Conviene no confundirlo con el MAF —el medidor de flujo de aire—, que mide cuánto aire entra desde el filtro antes de llegar al turbo. Los síntomas de ambos pueden parecerse en el día a día, pero los códigos los separan con claridad: el MAF da errores en la familia P0100-P0103, mientras que el MAP da P0235-P0238 en su versión de sobrepresión, o P0105-P0108 en la de admisión.
Un caso que se repite bastante: turbo sospechoso, sensor culpable
Llega con frecuencia un coche con pérdida de potencia notable, y en un taller anterior le han hablado de sustituir el turbo —una reparación de entre 800 y 2.000 €—. Antes de dar por buena esa cifra, comprobamos primero el sensor MAP, que puede estar causando exactamente los mismos síntomas por apenas 60-180 €.
La diferencia se ve con datos en tiempo real durante una prueba en carretera: analizamos la presión real del turbo en ralentí, en una aceleración suave y a fondo.

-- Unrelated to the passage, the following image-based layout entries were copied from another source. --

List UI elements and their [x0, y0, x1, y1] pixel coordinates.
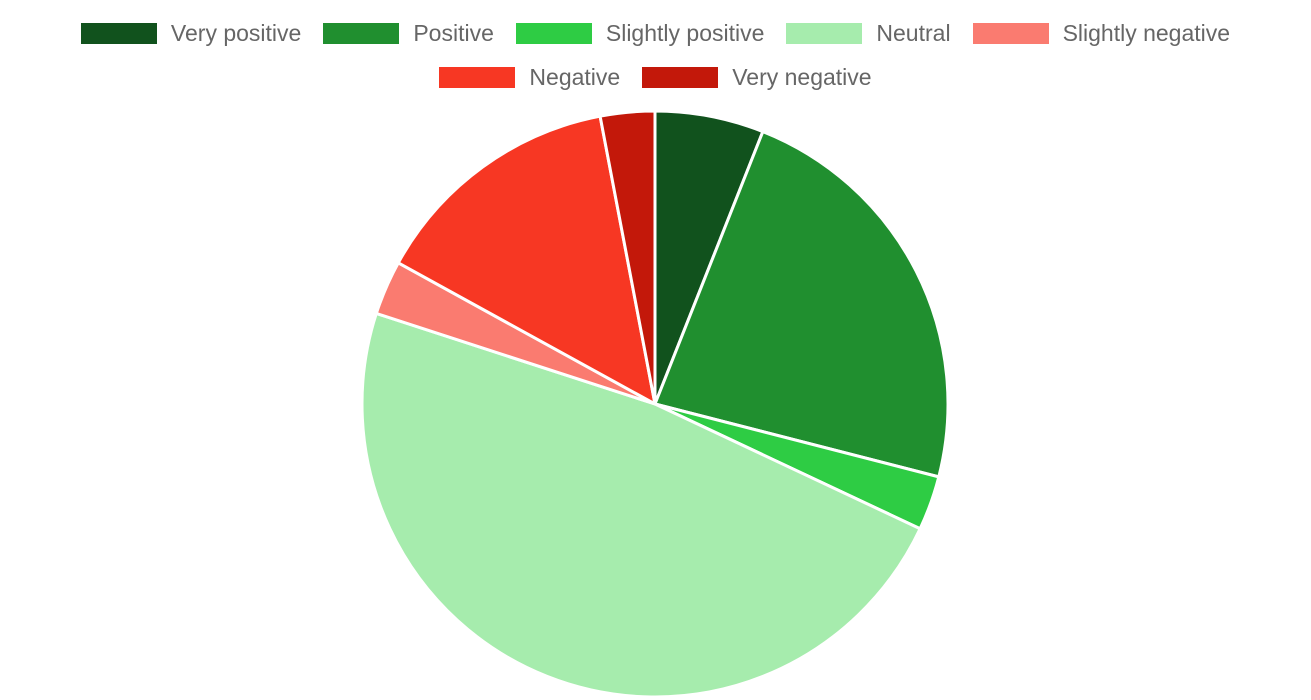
- legend-item-neutral[interactable]: Neutral: [786, 20, 951, 47]
- legend-item-negative[interactable]: Negative: [439, 64, 620, 91]
- pie-slice-negative[interactable]: [396, 114, 657, 406]
- pie-slice-positive[interactable]: [653, 130, 950, 479]
- legend-label: Neutral: [876, 20, 951, 46]
- pie-slice-neutral[interactable]: [360, 311, 922, 699]
- legend-swatch: [323, 23, 400, 44]
- legend-label: Negative: [529, 64, 621, 90]
- legend-swatch: [786, 23, 863, 44]
- legend-swatch: [80, 23, 157, 44]
- legend-item-very-positive[interactable]: Very positive: [80, 20, 302, 47]
- legend-label: Very positive: [170, 20, 302, 46]
- legend-row-1: Very positive Positive Slightly positive Ne…: [0, 20, 1311, 47]
- legend-label: Slightly negative: [1062, 20, 1231, 46]
- pie-slice-very-negative[interactable]: [598, 109, 657, 406]
- legend-item-very-negative[interactable]: Very negative: [642, 64, 872, 91]
- legend-label: Positive: [413, 20, 494, 46]
- legend-label: Very negative: [732, 64, 872, 90]
- legend-swatch: [642, 67, 719, 88]
- legend-swatch: [439, 67, 516, 88]
- legend-label: Slightly positive: [605, 20, 765, 46]
- legend-swatch: [515, 23, 592, 44]
- legend-row-2: Negative Very negative: [0, 64, 1311, 91]
- legend-item-slightly-positive[interactable]: Slightly positive: [515, 20, 765, 47]
- legend-item-slightly-negative[interactable]: Slightly negative: [972, 20, 1231, 47]
- legend-item-positive[interactable]: Positive: [323, 20, 494, 47]
- legend-swatch: [972, 23, 1049, 44]
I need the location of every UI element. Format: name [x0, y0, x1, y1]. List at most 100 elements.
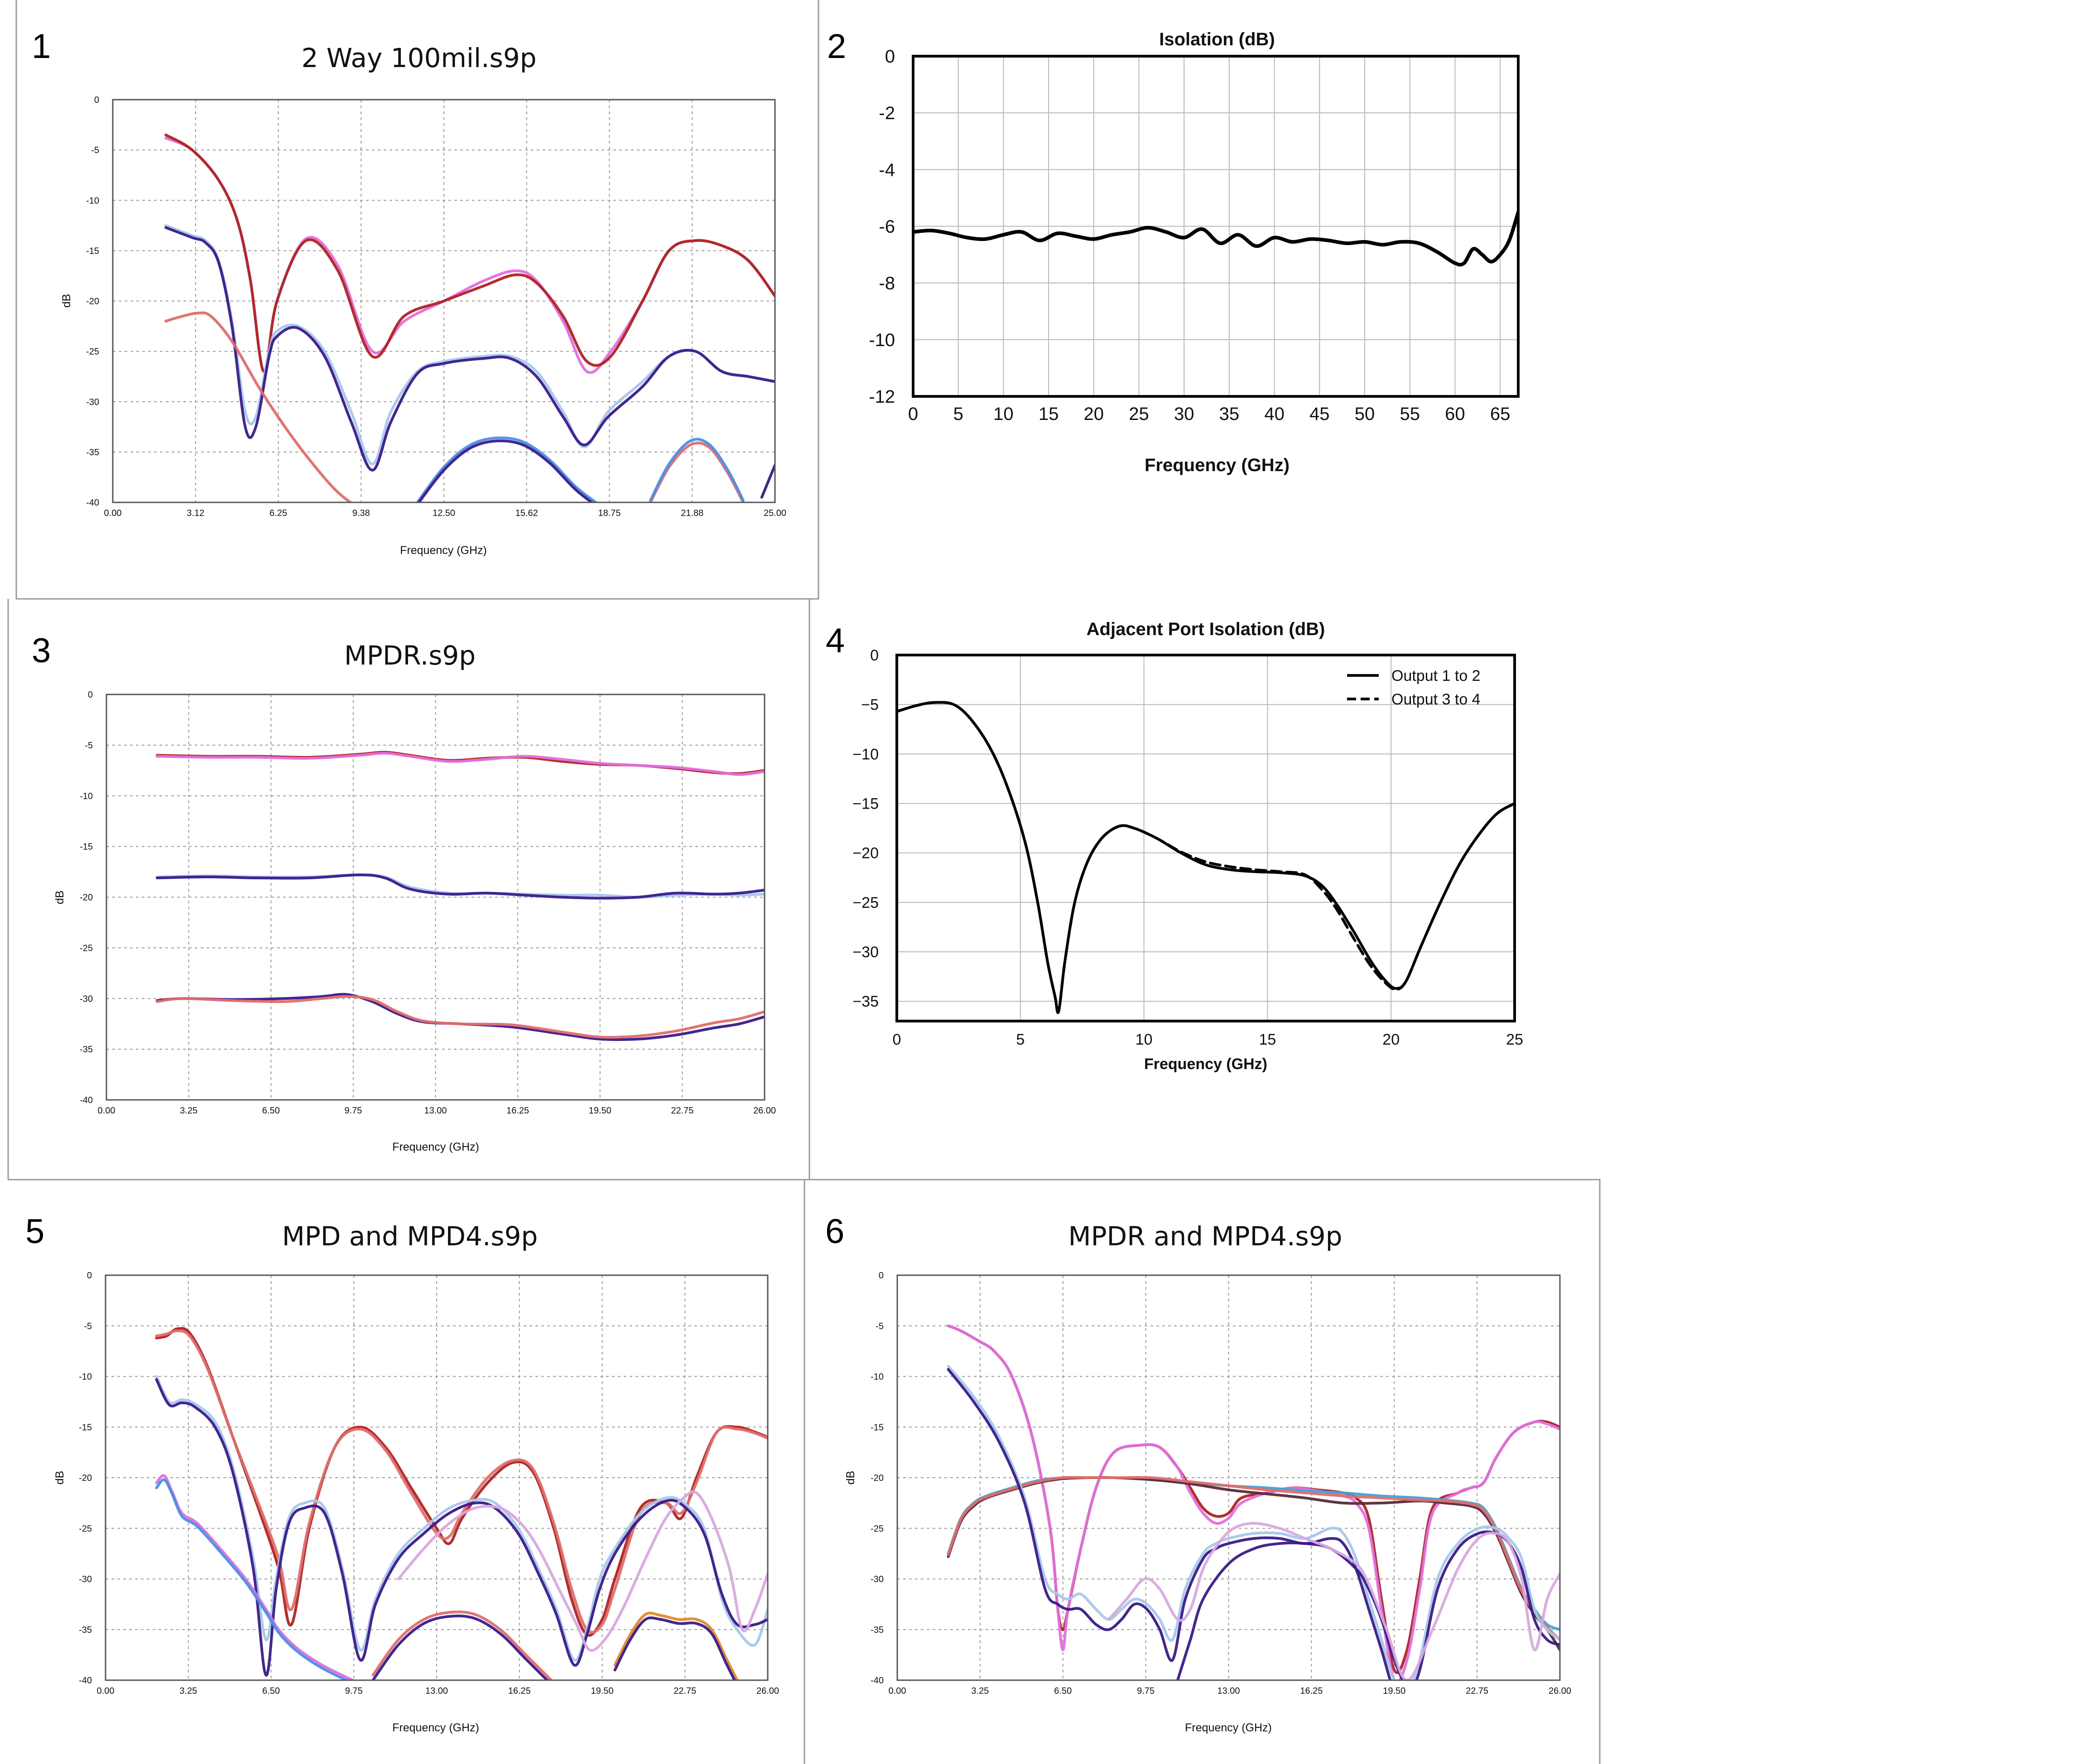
x-tick-label: 0	[908, 404, 918, 424]
series-line	[397, 1490, 768, 1652]
series-group	[164, 133, 775, 502]
series-group	[155, 751, 765, 1041]
x-tick-label: 15	[1039, 404, 1059, 424]
y-tick-label: 0	[885, 47, 895, 67]
y-tick-label: -25	[79, 1524, 92, 1534]
y-tick-label: -25	[871, 1524, 884, 1534]
y-tick-label: −5	[861, 696, 879, 713]
x-tick-label: 10	[993, 404, 1014, 424]
plot-frame	[912, 55, 1520, 398]
x-tick-label: 19.50	[591, 1686, 613, 1696]
y-axis-label: dB	[53, 891, 66, 905]
y-tick-label: -30	[80, 994, 93, 1004]
chart-panel-4: 4 Adjacent Port Isolation (dB) 0 5 10 15 20 25 0…	[809, 599, 1620, 1180]
x-tick-label: 22.75	[671, 1106, 693, 1116]
x-axis-label: Frequency (GHz)	[1185, 1721, 1272, 1734]
chart-3: 3 MPDR.s9p 0.00 3.25 6.50 9.75 13.00 16.25 19.50…	[32, 631, 776, 1153]
y-axis-label: dB	[53, 1471, 66, 1485]
y-tick-label: -10	[869, 330, 895, 350]
series-line	[913, 210, 1518, 267]
y-tick-label: -35	[86, 448, 99, 458]
y-tick-label: -20	[86, 297, 99, 307]
y-tick-label: -15	[80, 842, 93, 852]
legend-entry: Output 3 to 4	[1391, 691, 1481, 708]
x-tick-label: 16.25	[506, 1106, 529, 1116]
y-tick-label: -10	[80, 791, 93, 801]
series-line	[613, 1616, 736, 1680]
y-axis-label: dB	[60, 294, 73, 308]
x-tick-label: 13.00	[1217, 1686, 1240, 1696]
y-tick-label: -5	[84, 1321, 92, 1331]
x-tick-label: 60	[1445, 404, 1465, 424]
x-tick-label: 9.75	[345, 1686, 363, 1696]
x-tick-label: 6.25	[269, 508, 287, 518]
series-group	[897, 701, 1515, 1014]
x-tick-label: 5	[1016, 1031, 1025, 1048]
series-line	[371, 1615, 549, 1680]
plot-frame	[896, 1274, 1561, 1681]
x-tick-label: 0	[893, 1031, 901, 1048]
x-tick-label: 16.25	[1300, 1686, 1323, 1696]
series-line	[155, 1375, 768, 1662]
panel-number: 4	[826, 622, 845, 660]
y-tick-label: -40	[86, 498, 99, 508]
panel-number: 6	[825, 1212, 844, 1251]
x-tick-label: 18.75	[598, 508, 621, 518]
series-group	[947, 1324, 1560, 1680]
x-tick-label: 13.00	[425, 1686, 448, 1696]
series-line	[155, 1378, 768, 1677]
x-tick-label: 9.75	[344, 1106, 362, 1116]
plot-frame	[105, 1274, 769, 1681]
x-tick-label: 20	[1382, 1031, 1400, 1048]
series-line	[164, 311, 353, 502]
y-tick-label: −15	[852, 795, 879, 812]
y-tick-label: -40	[871, 1676, 884, 1686]
series-line	[164, 224, 775, 466]
legend-entry: Output 1 to 2	[1391, 667, 1481, 684]
y-tick-label: -2	[879, 103, 895, 123]
x-tick-label: 30	[1174, 404, 1194, 424]
series-line	[155, 1478, 350, 1680]
y-tick-label: -15	[79, 1422, 92, 1432]
y-axis-label: dB	[844, 1471, 857, 1485]
x-tick-label: 15.62	[515, 508, 538, 518]
y-tick-label: -15	[86, 246, 99, 256]
series-line	[947, 1365, 1560, 1680]
series-line	[164, 226, 775, 472]
plot-area	[897, 655, 1515, 1021]
y-tick-label: 0	[870, 647, 879, 664]
series-line	[897, 701, 1515, 1014]
chart-panel-2: 2 Isolation (dB) 0 5 10 15 20 25 30 35 40 45 50 55 60 6…	[818, 0, 1620, 599]
x-tick-label: 35	[1219, 404, 1240, 424]
chart-title: 2 Way 100mil.s9p	[301, 43, 536, 73]
x-tick-label: 9.38	[352, 508, 370, 518]
y-tick-label: -25	[80, 943, 93, 953]
x-tick-label: 6.50	[1054, 1686, 1072, 1696]
x-tick-label: 10	[1136, 1031, 1153, 1048]
x-axis-label: Frequency (GHz)	[1144, 1056, 1267, 1073]
x-tick-label: 19.50	[1383, 1686, 1405, 1696]
x-tick-label: 3.12	[187, 508, 204, 518]
series-line	[164, 133, 775, 373]
x-tick-label: 40	[1264, 404, 1285, 424]
plot-frame	[106, 694, 765, 1101]
x-axis-label: Frequency (GHz)	[392, 1721, 479, 1734]
series-line	[155, 995, 765, 1039]
x-tick-label: 0.00	[889, 1686, 906, 1696]
x-tick-label: 13.00	[424, 1106, 447, 1116]
y-tick-label: -35	[871, 1625, 884, 1635]
y-tick-label: -10	[86, 196, 99, 206]
chart-5: 5 MPD and MPD4.s9p 0.00 3.25 6.50 9.75 13.00 16…	[25, 1212, 779, 1734]
chart-panel-1: 1 2 Way 100mil.s9p 0.00 3.12 6.25 9.38 12.50 15…	[0, 0, 818, 599]
y-tick-label: -25	[86, 347, 99, 357]
y-tick-label: 0	[94, 95, 99, 105]
x-tick-label: 3.25	[179, 1686, 197, 1696]
y-tick-label: -8	[879, 274, 895, 294]
chart-title: Isolation (dB)	[1159, 29, 1275, 49]
y-tick-label: −10	[852, 746, 879, 763]
chart-1: 1 2 Way 100mil.s9p 0.00 3.12 6.25 9.38 12.50 15…	[32, 27, 786, 557]
y-tick-label: -5	[91, 145, 99, 155]
y-tick-label: -6	[879, 217, 895, 237]
x-tick-label: 16.25	[508, 1686, 531, 1696]
panel-number: 2	[827, 27, 846, 66]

Un turbo realmente dañado no llega a la presión esperada en ningún escenario. Un MAP defectuoso da lecturas erráticas e inconsistentes, que no se corresponden con lo que el motor está haciendo de verdad. Cuando un cliente llega con síntomas de turbo, empezamos siempre revisando los sensores antes de plantear una reparación cara — en bastantes casos, eso ahorra al cliente una factura de varios miles de euros.

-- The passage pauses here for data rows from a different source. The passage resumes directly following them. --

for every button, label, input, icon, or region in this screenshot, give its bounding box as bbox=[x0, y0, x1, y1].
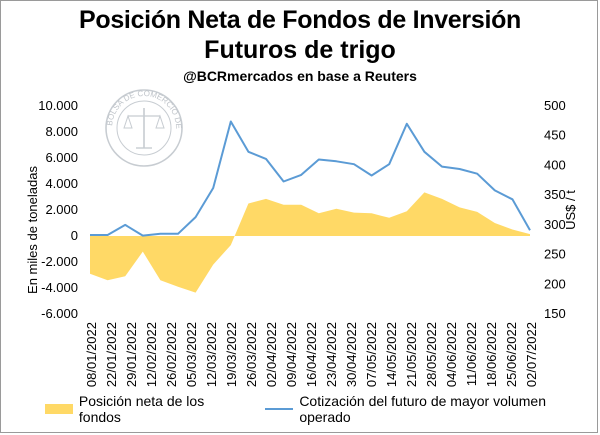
y-tick-label: 10.000 bbox=[38, 98, 78, 113]
chart-subtitle: Futuros de trigo bbox=[204, 36, 396, 64]
seal-watermark: BOLSA DE COMERCIO DE ROSARIO bbox=[0, 0, 183, 167]
area-series-net-position bbox=[90, 192, 530, 293]
line-series-futures-price bbox=[90, 120, 531, 237]
y2-tick-label: 300 bbox=[544, 217, 566, 232]
x-tick-label: 11/06/2022 bbox=[464, 322, 479, 386]
y-tick-label: -4.000 bbox=[41, 280, 78, 295]
y-tick-label: 8.000 bbox=[45, 124, 78, 139]
x-tick-label: 26/03/2022 bbox=[244, 322, 259, 387]
x-tick-label: 02/04/2022 bbox=[264, 322, 279, 387]
chart-title: Posición Neta de Fondos de Inversión bbox=[78, 6, 522, 34]
legend-label-area: Posición neta de los fondos bbox=[78, 393, 205, 425]
y2-tick-label: 400 bbox=[544, 157, 566, 172]
x-tick-label: 29/01/2022 bbox=[124, 322, 139, 387]
svg-text:BOLSA DE COMERCIO DE ROSARIO: BOLSA DE COMERCIO DE ROSARIO bbox=[0, 0, 183, 129]
x-tick-label: 09/04/2022 bbox=[284, 322, 299, 387]
x-tick-label: 05/03/2022 bbox=[184, 322, 199, 387]
x-tick-label: 04/06/2022 bbox=[444, 322, 459, 387]
y2-tick-label: 150 bbox=[544, 306, 566, 321]
y2-tick-label: 200 bbox=[544, 276, 566, 291]
legend: Posición neta de los fondos Cotización d… bbox=[45, 393, 600, 425]
x-tick-label: 02/07/2022 bbox=[524, 322, 539, 387]
y2-tick-label: 350 bbox=[544, 187, 566, 202]
y2-tick-label: 250 bbox=[544, 247, 566, 262]
y-tick-label: 4.000 bbox=[45, 176, 78, 191]
x-tick-label: 25/06/2022 bbox=[504, 322, 519, 387]
x-tick-label: 23/04/2022 bbox=[324, 322, 339, 387]
x-tick-label: 12/03/2022 bbox=[204, 322, 219, 387]
x-tick-label: 26/02/2022 bbox=[164, 322, 179, 387]
y-tick-label: 6.000 bbox=[45, 150, 78, 165]
legend-swatch-area bbox=[45, 404, 73, 414]
chart-source: @BCRmercados en base a Reuters bbox=[183, 68, 417, 84]
y2-tick-label: 450 bbox=[544, 128, 566, 143]
y-axis-label: En miles de toneladas bbox=[25, 166, 40, 294]
y-tick-label: 2.000 bbox=[45, 202, 78, 217]
x-tick-label: 30/04/2022 bbox=[344, 322, 359, 387]
y-tick-label: -6.000 bbox=[41, 306, 78, 321]
x-tick-label: 22/01/2022 bbox=[104, 322, 119, 387]
x-tick-label: 07/05/2022 bbox=[364, 322, 379, 387]
legend-label-line: Cotización del futuro de mayor volumen o… bbox=[299, 393, 546, 425]
y2-tick-label: 500 bbox=[544, 98, 566, 113]
y-tick-label: 0 bbox=[71, 228, 78, 243]
y2-axis-label: US$ / t bbox=[563, 190, 578, 230]
x-tick-label: 28/05/2022 bbox=[424, 322, 439, 387]
seal-text: BOLSA DE COMERCIO DE ROSARIO bbox=[0, 0, 183, 129]
x-tick-label: 19/03/2022 bbox=[224, 322, 239, 387]
x-tick-label: 14/05/2022 bbox=[384, 322, 399, 387]
legend-swatch-line bbox=[265, 408, 294, 410]
x-tick-label: 21/05/2022 bbox=[404, 322, 419, 387]
x-tick-label: 16/04/2022 bbox=[304, 322, 319, 387]
x-tick-label: 12/02/2022 bbox=[144, 322, 159, 387]
y-tick-label: -2.000 bbox=[41, 254, 78, 269]
x-tick-label: 08/01/2022 bbox=[84, 322, 99, 387]
x-tick-label: 18/06/2022 bbox=[484, 322, 499, 387]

Un cambio rápido, si es lo que toca
Cuando el diagnóstico confirma que el problema es el sensor, la sustitución es de las más sencillas: uno o dos tornillos, un conector eléctrico, alrededor de media hora. Lo que sí importa es usar marca adecuada según el fabricante —Bosch o Continental, nada genérico—, limpiar bien la zona si el sensor estaba cubierto de aceite o carbonilla, y verificar tras el montaje que las lecturas en tiempo real vuelven a los valores esperados. Sin esa última comprobación, no hay forma de estar seguro de que el problema quedó realmente resuelto.